Erika McCorkle sat down at the table with a cup of coffee. She offered the sugar bowl to Haynes, who put a spoonful of sugar into his cup, stirred it slowly and said, “What time was this?”
“A little after eight.”
“You didn’t see a car?” Haynes said.
“There wasn’t any unless it was in the barn where Steady keeps that old Cadillac of his.”
“Was the front door locked?”
“It was locked.”
“But you had a key?”
“Of course I had a key.”
“They say anything?”
“Not a word.”
“Were they tall, short, fat, skinny, what?”
“Tall.”
“How were they dressed—other than the sacks?”
“Jeans. Running shoes. Down jackets, one brown, one blue. And gloves. They both wore gloves.”
“What kind?”
“Driving gloves. You know the kind that’re half leather and half knitted with open backs just below the fingers?”

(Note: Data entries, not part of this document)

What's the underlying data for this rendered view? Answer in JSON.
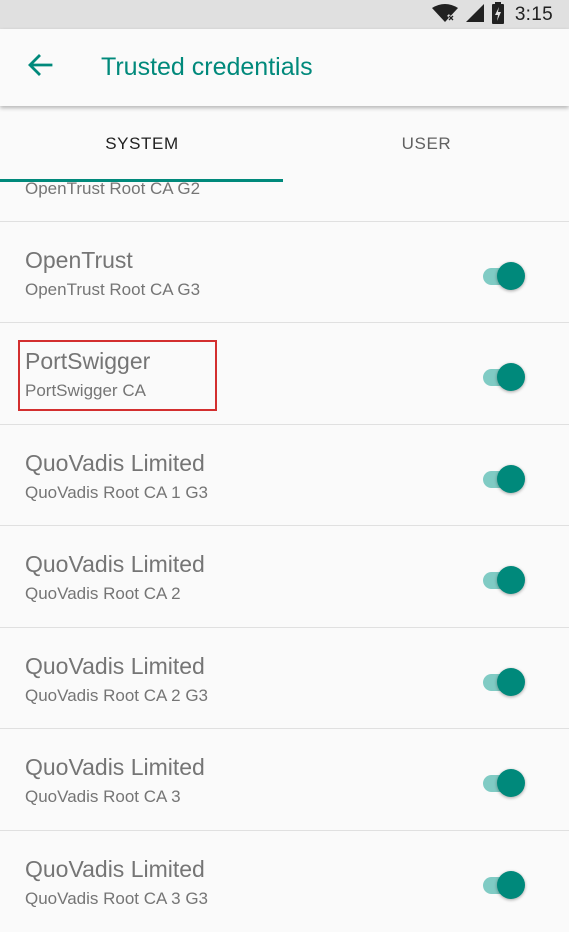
{
  "status_bar": {
    "time": "3:15",
    "icons": [
      "wifi-no-internet-icon",
      "cellular-signal-icon",
      "battery-charging-icon"
    ]
  },
  "app_bar": {
    "back_icon": "arrow-back-icon",
    "title": "Trusted credentials"
  },
  "tabs": [
    {
      "label": "SYSTEM",
      "selected": true
    },
    {
      "label": "USER",
      "selected": false
    }
  ],
  "credentials": [
    {
      "title": "",
      "subtitle": "OpenTrust Root CA G2",
      "enabled": true
    },
    {
      "title": "OpenTrust",
      "subtitle": "OpenTrust Root CA G3",
      "enabled": true
    },
    {
      "title": "PortSwigger",
      "subtitle": "PortSwigger CA",
      "enabled": true,
      "highlighted": true
    },
    {
      "title": "QuoVadis Limited",
      "subtitle": "QuoVadis Root CA 1 G3",
      "enabled": true
    },
    {
      "title": "QuoVadis Limited",
      "subtitle": "QuoVadis Root CA 2",
      "enabled": true
    },
    {
      "title": "QuoVadis Limited",
      "subtitle": "QuoVadis Root CA 2 G3",
      "enabled": true
    },
    {
      "title": "QuoVadis Limited",
      "subtitle": "QuoVadis Root CA 3",
      "enabled": true
    },
    {
      "title": "QuoVadis Limited",
      "subtitle": "QuoVadis Root CA 3 G3",
      "enabled": true
    }
  ],
  "colors": {
    "accent": "#00897b",
    "switch_track": "#80cbc4",
    "highlight": "#d32f2f",
    "status_bar_bg": "#e0e0e0"
  }
}
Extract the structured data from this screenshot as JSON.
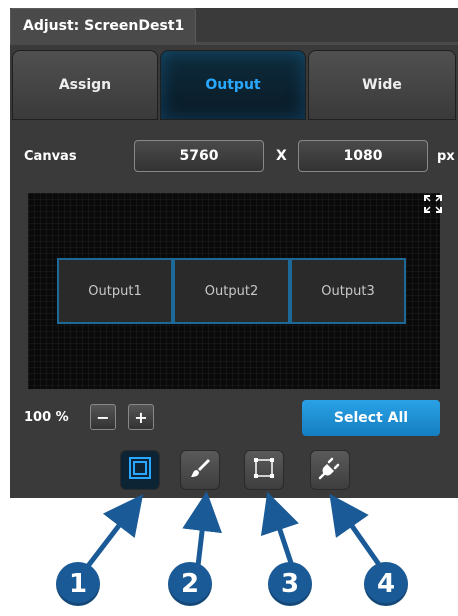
{
  "window": {
    "title": "Adjust: ScreenDest1"
  },
  "tabs": [
    {
      "label": "Assign",
      "active": false
    },
    {
      "label": "Output",
      "active": true
    },
    {
      "label": "Wide",
      "active": false
    }
  ],
  "canvas": {
    "label": "Canvas",
    "width": "5760",
    "separator": "X",
    "height": "1080",
    "unit": "px"
  },
  "outputs": [
    "Output1",
    "Output2",
    "Output3"
  ],
  "zoom": {
    "value": "100 %",
    "minus": "−",
    "plus": "+"
  },
  "select_all": "Select All",
  "toolbar": {
    "tools": [
      {
        "icon": "layer-square-icon",
        "active": true
      },
      {
        "icon": "brush-icon",
        "active": false
      },
      {
        "icon": "crop-frame-icon",
        "active": false
      },
      {
        "icon": "plug-icon",
        "active": false
      }
    ]
  },
  "callouts": [
    "1",
    "2",
    "3",
    "4"
  ],
  "colors": {
    "accent": "#29a8ff",
    "callout": "#1a5a96",
    "output_border": "#1d6a98"
  }
}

Haynes nodded. “Did you hear them leave?”
“No.”
“Where do you live?”
“Just outside Middleburg.”
“That means you left there when—around seven?”
“Around in there.”
“Why’d you want to get here so early?”
She smiled at him then, displaying some remarkably well cared for teeth. “That sounds like something Steady might’ve asked. Not what the hell were you doing here, but why’d you come so early? Well, the reason is I got worried about old Zip.”
“Who’s he?”
“Steady’s nine-year-old hunter. A bay gelding. I didn’t even think about Zip till late last night and then I almost couldn’t sleep for worrying about whether Steady’d got somebody to look after him or even boarded him out somewhere.”
She stopped talking and stared down into her cup, as if she felt the late Steadfast Haynes was due a second or two of silence. Erika McCorkle quickly ended the silence with a question. “He’d be in the barn if he’s still here?”

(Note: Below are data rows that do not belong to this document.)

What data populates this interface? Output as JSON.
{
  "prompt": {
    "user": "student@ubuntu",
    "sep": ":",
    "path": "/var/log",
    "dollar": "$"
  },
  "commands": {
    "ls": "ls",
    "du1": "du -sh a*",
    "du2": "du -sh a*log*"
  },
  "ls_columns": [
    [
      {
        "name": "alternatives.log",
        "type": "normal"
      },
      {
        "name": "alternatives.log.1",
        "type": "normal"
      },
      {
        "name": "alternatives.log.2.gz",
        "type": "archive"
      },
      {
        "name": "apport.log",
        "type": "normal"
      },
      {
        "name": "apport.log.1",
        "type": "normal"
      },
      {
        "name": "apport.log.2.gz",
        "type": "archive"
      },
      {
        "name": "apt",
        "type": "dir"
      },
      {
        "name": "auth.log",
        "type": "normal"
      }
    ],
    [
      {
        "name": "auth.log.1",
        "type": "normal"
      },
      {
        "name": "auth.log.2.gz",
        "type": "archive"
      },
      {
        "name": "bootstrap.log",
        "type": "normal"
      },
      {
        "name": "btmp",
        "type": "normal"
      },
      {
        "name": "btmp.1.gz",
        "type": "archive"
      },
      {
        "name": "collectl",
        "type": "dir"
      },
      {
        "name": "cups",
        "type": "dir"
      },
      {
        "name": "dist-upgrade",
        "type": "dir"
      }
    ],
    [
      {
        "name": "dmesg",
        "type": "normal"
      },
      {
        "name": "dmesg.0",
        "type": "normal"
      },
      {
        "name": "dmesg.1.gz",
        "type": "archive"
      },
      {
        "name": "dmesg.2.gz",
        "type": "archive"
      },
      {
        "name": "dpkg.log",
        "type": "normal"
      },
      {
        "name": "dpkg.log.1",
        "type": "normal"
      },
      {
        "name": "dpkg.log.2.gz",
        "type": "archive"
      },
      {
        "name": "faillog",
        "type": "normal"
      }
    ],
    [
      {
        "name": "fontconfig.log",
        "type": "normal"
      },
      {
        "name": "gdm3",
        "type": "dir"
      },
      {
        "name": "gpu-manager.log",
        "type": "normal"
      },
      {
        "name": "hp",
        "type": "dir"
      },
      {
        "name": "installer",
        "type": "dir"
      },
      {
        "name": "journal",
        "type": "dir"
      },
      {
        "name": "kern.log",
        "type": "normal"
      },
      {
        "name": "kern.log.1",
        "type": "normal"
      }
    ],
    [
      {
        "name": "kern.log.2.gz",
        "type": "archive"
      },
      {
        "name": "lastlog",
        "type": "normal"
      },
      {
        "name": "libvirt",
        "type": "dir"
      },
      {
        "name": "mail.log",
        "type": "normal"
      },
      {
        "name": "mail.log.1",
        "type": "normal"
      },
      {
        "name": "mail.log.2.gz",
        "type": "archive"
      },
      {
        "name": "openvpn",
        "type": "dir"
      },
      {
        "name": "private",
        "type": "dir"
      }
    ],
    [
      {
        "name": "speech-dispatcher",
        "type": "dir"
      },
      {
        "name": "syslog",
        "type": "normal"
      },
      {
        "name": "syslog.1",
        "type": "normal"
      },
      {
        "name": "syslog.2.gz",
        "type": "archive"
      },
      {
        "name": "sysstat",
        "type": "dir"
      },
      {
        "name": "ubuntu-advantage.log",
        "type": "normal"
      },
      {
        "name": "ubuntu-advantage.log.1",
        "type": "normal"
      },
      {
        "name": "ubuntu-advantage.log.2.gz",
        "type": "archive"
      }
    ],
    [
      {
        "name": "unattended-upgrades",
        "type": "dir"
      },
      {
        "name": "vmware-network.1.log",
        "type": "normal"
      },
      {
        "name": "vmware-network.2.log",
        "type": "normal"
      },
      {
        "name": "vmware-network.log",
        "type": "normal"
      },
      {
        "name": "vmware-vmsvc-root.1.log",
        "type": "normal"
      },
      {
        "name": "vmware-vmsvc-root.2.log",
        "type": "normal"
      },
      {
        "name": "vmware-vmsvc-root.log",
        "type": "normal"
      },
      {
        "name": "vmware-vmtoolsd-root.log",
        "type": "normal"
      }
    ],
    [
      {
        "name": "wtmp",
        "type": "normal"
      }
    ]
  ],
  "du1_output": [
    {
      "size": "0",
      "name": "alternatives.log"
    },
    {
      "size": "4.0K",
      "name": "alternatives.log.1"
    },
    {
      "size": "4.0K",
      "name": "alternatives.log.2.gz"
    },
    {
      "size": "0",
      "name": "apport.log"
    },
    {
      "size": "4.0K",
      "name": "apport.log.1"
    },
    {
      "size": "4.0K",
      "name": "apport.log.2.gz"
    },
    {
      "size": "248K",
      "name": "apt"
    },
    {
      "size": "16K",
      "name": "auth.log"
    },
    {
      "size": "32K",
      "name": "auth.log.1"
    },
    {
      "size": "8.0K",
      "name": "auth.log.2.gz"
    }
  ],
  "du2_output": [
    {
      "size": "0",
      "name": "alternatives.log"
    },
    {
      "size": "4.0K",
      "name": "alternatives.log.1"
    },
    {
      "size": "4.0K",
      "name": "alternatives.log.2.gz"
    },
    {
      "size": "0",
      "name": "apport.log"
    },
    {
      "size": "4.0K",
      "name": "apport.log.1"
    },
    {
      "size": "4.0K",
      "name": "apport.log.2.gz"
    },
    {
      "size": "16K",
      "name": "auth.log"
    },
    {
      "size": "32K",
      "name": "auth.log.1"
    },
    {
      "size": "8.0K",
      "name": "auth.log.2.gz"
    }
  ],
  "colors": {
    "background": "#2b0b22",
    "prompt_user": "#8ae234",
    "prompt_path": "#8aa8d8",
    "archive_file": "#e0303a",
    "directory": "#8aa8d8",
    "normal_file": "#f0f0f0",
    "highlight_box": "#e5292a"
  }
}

Letty Melon looked up and nodded.
“I’ll go look,” Erika McCorkle said, rose, opened the kitchen door, examined it briefly and turned back to Haynes. “They came in here,” she said. “The door’s been jimmied.”

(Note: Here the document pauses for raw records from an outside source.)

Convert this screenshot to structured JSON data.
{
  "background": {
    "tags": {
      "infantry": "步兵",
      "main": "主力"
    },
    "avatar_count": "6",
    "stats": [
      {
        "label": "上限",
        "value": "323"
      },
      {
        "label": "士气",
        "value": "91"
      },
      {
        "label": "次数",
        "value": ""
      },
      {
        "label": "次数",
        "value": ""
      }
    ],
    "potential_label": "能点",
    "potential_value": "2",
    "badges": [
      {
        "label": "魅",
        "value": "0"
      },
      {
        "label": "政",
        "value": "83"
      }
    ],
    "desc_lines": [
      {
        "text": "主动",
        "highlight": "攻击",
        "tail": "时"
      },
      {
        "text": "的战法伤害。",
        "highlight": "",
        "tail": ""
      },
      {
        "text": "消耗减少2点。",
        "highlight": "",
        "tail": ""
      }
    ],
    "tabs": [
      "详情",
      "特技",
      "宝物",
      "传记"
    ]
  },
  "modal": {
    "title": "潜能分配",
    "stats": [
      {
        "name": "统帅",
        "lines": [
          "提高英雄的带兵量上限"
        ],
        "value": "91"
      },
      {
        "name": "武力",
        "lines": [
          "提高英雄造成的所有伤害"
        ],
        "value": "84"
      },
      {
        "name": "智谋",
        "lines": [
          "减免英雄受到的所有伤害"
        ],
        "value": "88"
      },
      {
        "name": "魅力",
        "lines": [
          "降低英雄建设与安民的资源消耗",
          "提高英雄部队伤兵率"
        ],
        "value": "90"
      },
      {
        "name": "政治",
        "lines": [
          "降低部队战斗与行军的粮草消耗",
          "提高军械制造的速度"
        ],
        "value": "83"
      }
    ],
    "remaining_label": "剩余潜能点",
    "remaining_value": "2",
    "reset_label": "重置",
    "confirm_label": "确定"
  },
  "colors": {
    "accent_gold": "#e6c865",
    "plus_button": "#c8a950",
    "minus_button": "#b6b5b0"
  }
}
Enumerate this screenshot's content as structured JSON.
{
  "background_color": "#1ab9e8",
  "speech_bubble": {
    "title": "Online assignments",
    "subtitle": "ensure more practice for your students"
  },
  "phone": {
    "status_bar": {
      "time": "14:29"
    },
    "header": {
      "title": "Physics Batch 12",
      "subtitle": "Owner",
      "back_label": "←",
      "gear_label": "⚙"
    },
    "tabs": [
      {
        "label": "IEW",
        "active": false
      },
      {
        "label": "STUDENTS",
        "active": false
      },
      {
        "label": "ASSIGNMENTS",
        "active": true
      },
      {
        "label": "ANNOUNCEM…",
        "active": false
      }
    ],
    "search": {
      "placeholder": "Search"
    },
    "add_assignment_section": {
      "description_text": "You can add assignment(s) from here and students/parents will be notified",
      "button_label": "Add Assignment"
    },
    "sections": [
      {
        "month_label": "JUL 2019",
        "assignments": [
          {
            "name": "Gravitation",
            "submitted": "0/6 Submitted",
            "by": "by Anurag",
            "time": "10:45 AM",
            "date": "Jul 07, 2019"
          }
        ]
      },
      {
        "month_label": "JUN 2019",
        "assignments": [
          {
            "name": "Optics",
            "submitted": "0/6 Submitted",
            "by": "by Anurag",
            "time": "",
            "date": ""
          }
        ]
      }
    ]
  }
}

Haynes rose and went over to examine the gouged-out doorjamb. Erika left and Haynes returned to the kitchen table.
“Where’d you all meet?” Letty Melon asked.
“Her father introduced us.”
“They at Steady’s burial?”
“No.”
“I heard it was at Arlington. I didn’t go because, well, because Steady and I’d grown to detest each other in a fairly cordial sort of way.”
Haynes nodded.
“Many people there?”
“Not many.”
“Tinker Burns?”
“Yes.”
“Isabelle?”
“She was there.”
“And you. Anybody else?”
“One or two others.”
“I suppose everybody tells you how much you look like him.”
Haynes again nodded.
“When that closet door opened and I saw you—well, for a second there I thought it was Steady. Or maybe his ghost.”
Haynes smiled slightly, drank the rest of his coffee and said, “What d’you think those two guys wanted?”
“Something to steal.”
“That’s a Rolex you’re wearing. You lit your cigarette with a gold Zippo. They didn’t take those. What about your purse?”
“I carry a wallet,” she said, removed it from her right hip pocket and looked inside. “All my credit cards are still here along with about eighty dollars in cash.”